Our first session would be focused on us getting to know each other, as well as prioritizing what your goals for therapy are and how we can work towards those goals during our time together. I love to get to know my clients within the context of their lives, so we spend a lot of our first session discussing your life history and what brings you into therapy. I also create space for you to ask me any questions you might have and provide pyschoeducation on the therapeutic modalities I'm trained in and how they might be beneficial for you.
Are there any books you often recommend to clients?

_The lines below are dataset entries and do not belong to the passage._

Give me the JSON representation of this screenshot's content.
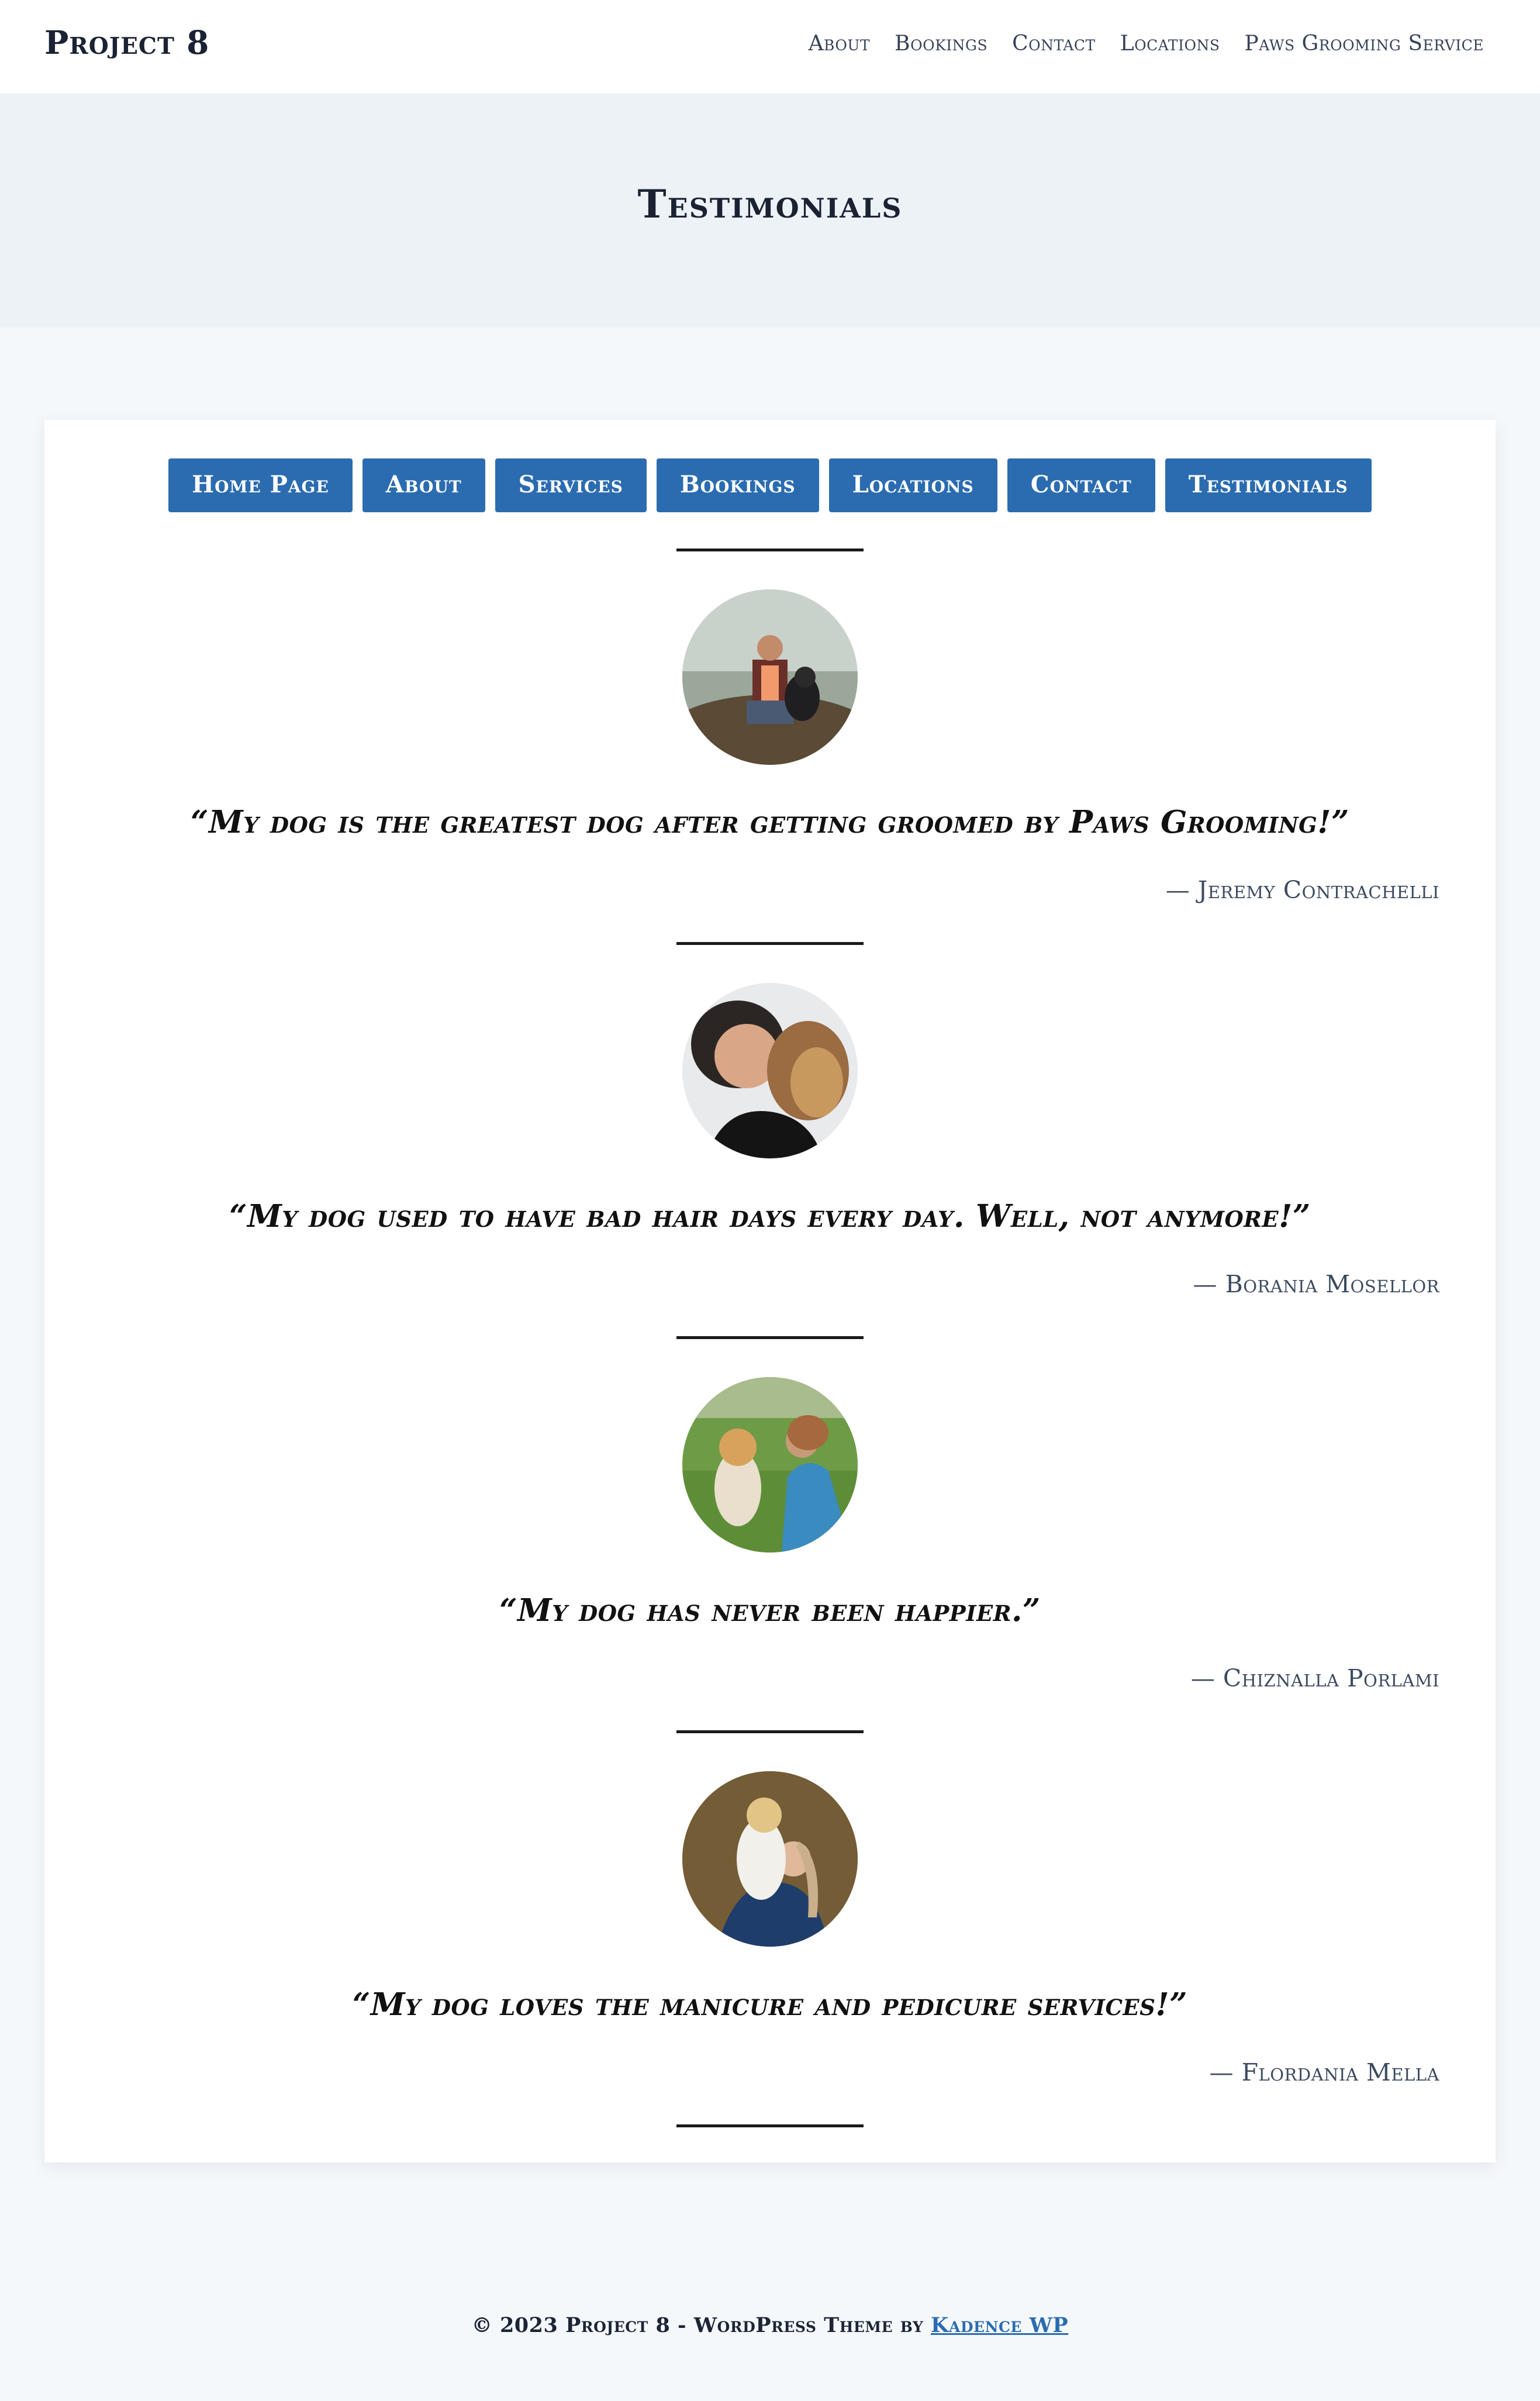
{
  "header": {
    "site_title": "Project 8",
    "nav": [
      "About",
      "Bookings",
      "Contact",
      "Locations",
      "Paws Grooming Service"
    ]
  },
  "hero": {
    "title": "Testimonials"
  },
  "buttons": [
    "Home Page",
    "About",
    "Services",
    "Bookings",
    "Locations",
    "Contact",
    "Testimonials"
  ],
  "testimonials": [
    {
      "quote": "“My dog is the greatest dog after getting groomed by Paws Grooming!”",
      "author": "— Jeremy Contrachelli"
    },
    {
      "quote": "“My dog used to have bad hair days every day. Well, not anymore!”",
      "author": "— Borania Mosellor"
    },
    {
      "quote": "“My dog has never been happier.”",
      "author": "— Chiznalla Porlami"
    },
    {
      "quote": "“My dog loves the manicure and pedicure services!”",
      "author": "— Flordania Mella"
    }
  ],
  "footer": {
    "text": "© 2023 Project 8 - WordPress Theme by",
    "link": "Kadence WP"
  },
  "colors": {
    "accent": "#2b6cb0",
    "hero_bg": "#edf2f7",
    "page_bg": "#f5f8fb"
  }
}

So many! I love Tara Brach – her books Radical Acceptance and True Refuge are genius. I also recommend anything by Pema Chodron. Janina Fisher is a little wizard – her book Healing the Fragmented Selves of Trauma Survivors has greatly informed my work. Lorri Gottlieb's Maybe You Should Talk to Someone is another favorite. Alain De Botton's books on relationships are also such a source of inspiration. And too many fiction books that have shaped how I walk through the world to count.
Do you assign “homework” between sessions?
I often assign homework between sessions; however, my assignments are always invitational. I tell my clients to only do the things that resonate with them, and there's absolutely no judgment if my clients don't complete their exercises. I am a huge believer in providing psychoeducation and connecting people to resources, whether that be recommended books, podcasts, articles, blogs, and so forth. I am passionate about what I do and love to share my wisdom and the things that have helped me with others.
How do you help ensure I'm making progress in therapy?
That's a wonderful question. Therapy is such a collaborative process, and I have an ongoing dialogue with my clients about their goals and progress towards these said goals. I often check in to see how my clients are feeling about their work in therapy and if they have any concerns or would like to fine tune or change certain things. Therapy is such a fluid, flexible, and ongoing process, and I like to approach it as such. I always welcome feedback and suggestions.